The initiatives of cinema in educative matters are null. Television, as opposed, has settled some objectives, but all its teaching efforts are calqued from the school model, including the professional schools. However, there is a distinguished exception in Italian television, the television film series called ‘Sapere’. Except from it, television, in the image of school, does not seem to have any other purpose but helping students to ‘have a career’ within the margins of the current system. Gramsci affirmed that the traditional school is an oligarchy, because it is addressed to a generation of men whose unique destiny is to govern the country. I will add, on my behalf, that these future ‘governors’ are, in fact, docile and submissive because they have limited horizons. Television, for the common wealth, should foster those information and cultural forms that the school does not provide and that will help with the development -due to consciousness and not to propaganda- of a rigorous critical sense, crucial to the progress and the evolution of the social current structures. Such evolution would serve everyone’s interest, both the privileged and the dispossessed masses.

 

Rodaje de Cartesius (Roberto Rossellini, 1974)
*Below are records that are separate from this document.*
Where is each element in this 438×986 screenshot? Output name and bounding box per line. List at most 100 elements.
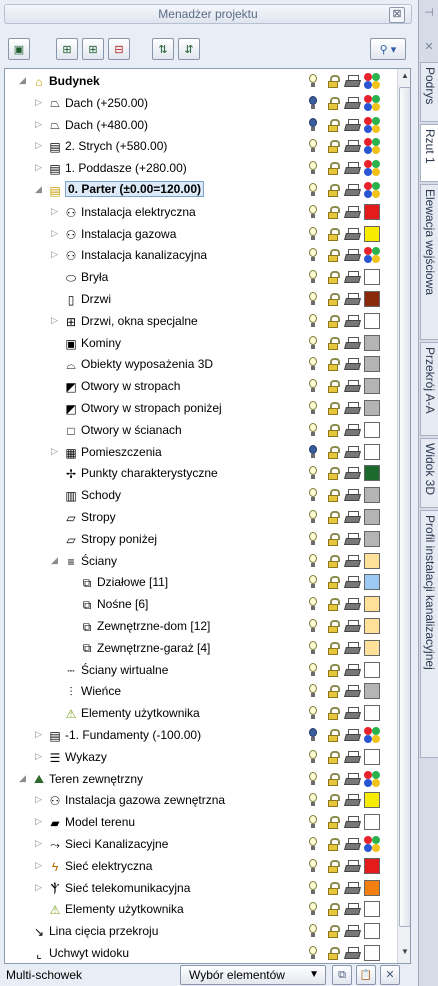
collapse-toggle-icon[interactable]: ◢: [35, 184, 42, 195]
tree-row[interactable]: ⚠ Elementy użytkownika: [5, 899, 395, 921]
printer-icon[interactable]: [344, 620, 361, 634]
layer-color-swatch[interactable]: [364, 923, 380, 940]
lock-icon[interactable]: [326, 707, 340, 721]
visibility-bulb-icon[interactable]: [308, 662, 318, 677]
tree-row[interactable]: ⧉ Zewnętrzne-garaż [4]: [5, 638, 395, 660]
tree-row[interactable]: ⚠ Elementy użytkownika: [5, 703, 395, 725]
tree-row-label[interactable]: Sieć telekomunikacyjna: [65, 881, 190, 895]
layer-color-swatch[interactable]: [364, 400, 380, 416]
printer-icon[interactable]: [344, 467, 361, 481]
tree-row-label[interactable]: Działowe [11]: [97, 575, 168, 589]
tree-row[interactable]: ▱ Stropy: [5, 507, 395, 529]
close-icon[interactable]: ✕: [423, 40, 435, 53]
pin-icon[interactable]: ⊣: [423, 6, 435, 19]
visibility-bulb-icon[interactable]: [308, 728, 318, 742]
expand-toggle-icon[interactable]: ▷: [51, 315, 58, 326]
visibility-bulb-icon[interactable]: [308, 401, 318, 415]
visibility-bulb-icon[interactable]: [308, 161, 318, 175]
tree-row-label[interactable]: Instalacja kanalizacyjna: [81, 248, 207, 262]
layer-color-swatch[interactable]: [364, 596, 380, 613]
tree-row-label[interactable]: Instalacja gazowa: [81, 227, 176, 241]
copy-button[interactable]: ⧉: [332, 965, 352, 985]
multi-color-icon[interactable]: [364, 836, 380, 852]
expand-toggle-icon[interactable]: ▷: [35, 751, 42, 762]
tree-row[interactable]: ◩ Otwory w stropach poniżej: [5, 398, 395, 420]
layer-color-swatch[interactable]: [364, 792, 380, 809]
tree-row[interactable]: ◢ ⌂ Budynek: [5, 71, 395, 93]
scroll-up-arrow[interactable]: ▲: [398, 71, 410, 85]
tree-row-label[interactable]: Zewnętrzne-dom [12]: [97, 619, 210, 633]
tree-row[interactable]: ⬭ Bryła: [5, 267, 395, 289]
printer-icon[interactable]: [344, 816, 361, 830]
tree-row[interactable]: ⧉ Zewnętrzne-dom [12]: [5, 616, 395, 638]
visibility-bulb-icon[interactable]: [308, 117, 318, 132]
printer-icon[interactable]: [344, 532, 361, 547]
layer-color-swatch[interactable]: [364, 574, 380, 591]
expand-toggle-icon[interactable]: ▷: [51, 446, 58, 457]
lock-icon[interactable]: [326, 511, 340, 524]
printer-icon[interactable]: [344, 859, 361, 874]
expand-toggle-icon[interactable]: ▷: [35, 140, 42, 151]
tree-row[interactable]: ▷ ⏢ Dach (+250.00): [5, 93, 395, 115]
layer-color-swatch[interactable]: [364, 945, 380, 961]
tab-profil-instalacji[interactable]: Profil instalacji kanalizacyjnej: [420, 510, 438, 758]
tree-row[interactable]: ▷ ▤ 2. Strych (+580.00): [5, 136, 395, 158]
lock-icon[interactable]: [326, 140, 340, 154]
visibility-bulb-icon[interactable]: [308, 858, 318, 873]
visibility-bulb-icon[interactable]: [308, 837, 318, 851]
visibility-bulb-icon[interactable]: [308, 74, 318, 88]
lock-icon[interactable]: [326, 467, 340, 481]
tree-row-label[interactable]: Zewnętrzne-garaż [4]: [97, 641, 210, 655]
tree-row[interactable]: ↘ Lina cięcia przekroju: [5, 921, 395, 943]
tree-row-label[interactable]: Dach (+250.00): [65, 96, 148, 110]
multi-color-icon[interactable]: [364, 770, 380, 787]
lock-icon[interactable]: [326, 380, 340, 394]
printer-icon[interactable]: [344, 140, 361, 154]
visibility-bulb-icon[interactable]: [308, 575, 318, 589]
lock-icon[interactable]: [326, 947, 340, 960]
printer-icon[interactable]: [344, 293, 361, 307]
visibility-bulb-icon[interactable]: [308, 771, 318, 786]
visibility-bulb-icon[interactable]: [308, 95, 318, 110]
layer-color-swatch[interactable]: [364, 334, 380, 351]
lock-icon[interactable]: [326, 162, 340, 176]
lock-icon[interactable]: [326, 445, 340, 459]
tree-scrollbar[interactable]: ▲ ▼: [397, 69, 410, 963]
lock-icon[interactable]: [326, 532, 340, 546]
printer-icon[interactable]: [344, 511, 361, 525]
tab-rzut-1[interactable]: Rzut 1: [420, 124, 438, 182]
panel-close-button[interactable]: ⊠: [389, 7, 405, 23]
visibility-bulb-icon[interactable]: [308, 815, 318, 829]
multi-color-icon[interactable]: [364, 727, 380, 743]
expand-toggle-icon[interactable]: ▷: [35, 860, 42, 871]
layer-color-swatch[interactable]: [364, 552, 380, 569]
printer-icon[interactable]: [344, 118, 361, 133]
multi-color-icon[interactable]: [364, 116, 380, 133]
printer-icon[interactable]: [344, 336, 361, 351]
tree-row[interactable]: ◢ ⛰ Teren zewnętrzny: [5, 769, 395, 791]
layer-color-swatch[interactable]: [364, 639, 380, 656]
layer-color-swatch[interactable]: [364, 443, 380, 460]
visibility-bulb-icon[interactable]: [308, 444, 318, 459]
layer-color-swatch[interactable]: [364, 901, 380, 918]
printer-icon[interactable]: [344, 750, 361, 765]
layer-color-swatch[interactable]: [364, 487, 380, 504]
visibility-bulb-icon[interactable]: [308, 335, 318, 350]
lock-icon[interactable]: [326, 423, 340, 437]
visibility-bulb-icon[interactable]: [308, 466, 318, 480]
visibility-bulb-icon[interactable]: [308, 270, 318, 284]
lock-icon[interactable]: [326, 205, 340, 219]
visibility-bulb-icon[interactable]: [308, 706, 318, 720]
move-up-button[interactable]: ⇅: [152, 38, 174, 60]
lock-icon[interactable]: [326, 249, 340, 263]
tree-row[interactable]: □ Otwory w ścianach: [5, 420, 395, 442]
tree-row-label[interactable]: Drzwi, okna specjalne: [81, 314, 198, 328]
tree-row[interactable]: ▷ ⚇ Instalacja elektryczna: [5, 202, 395, 224]
printer-icon[interactable]: [344, 598, 361, 612]
tree-row-label[interactable]: Instalacja elektryczna: [81, 205, 196, 219]
printer-icon[interactable]: [344, 205, 361, 220]
printer-icon[interactable]: [344, 641, 361, 656]
tree-row-label[interactable]: Otwory w stropach: [81, 379, 180, 393]
tree-row-label[interactable]: 0. Parter (±0.00=120.00): [65, 181, 205, 197]
tree-row[interactable]: ◢ ▤ 0. Parter (±0.00=120.00): [5, 180, 395, 202]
Socrate (Roberto Rossellini, 1971)

 

 

Apart from the necessity to modify its purposes, creativity is the fundamental factor for television and cinema to survive. If a collaboration was to be settled between both structures, the possibilities of fostering the inventive spirit would increase undoubtedly, with the consecutive repercussion for the benefit of ideas. We have seen that in Italy (as it happens in more or less every country) the budget for television and cinema are equivalent, around tree hundred thousand lyres, despite the television spectator are more numerous than the usual clients of the cinema theatres.

 

If television participated in the cinematographic production, it would share the film’s income, thus relieving its dependency on advertisement. The media workers would enjoy a better guarantee of their jobs. A wider and healthier market would permit to carry out the cultural promotion operations we have previously referred and which would contribute in training minds: an ‘integral culture’ would have thus a better chance of turning into reality. These promotion methods, once improved, would stimulate the implementation of new audiovisual media (videocassettes, etc.) - of which so much has been said and so much money has been invested, vainly for the moment.

 

Rodaje de Cartesius (Roberto Rossellini, 1974)

Atti degli Apostoli (Roberto Rossellini, 1966)

 

 

This text collects part of Rosellini’s Speech in the symposium «L’engagement social et économique du cinema» which he organized at The Cannes Film Festival on the 13th and 14th of May 1977. It was published in: ROSSELLINI, Roberto (1977). Un esprit libre ne doit rien apprendre en clase. Libraire Arthème Fayard. Paris. Translated to spanish by José Luis Guarner in: ROSSELLINI, Roberto (1979). Un espíritu libre no debe aprender como esclavo. Escritos sobre cine y educación. Gustavo Gil. Barcelona.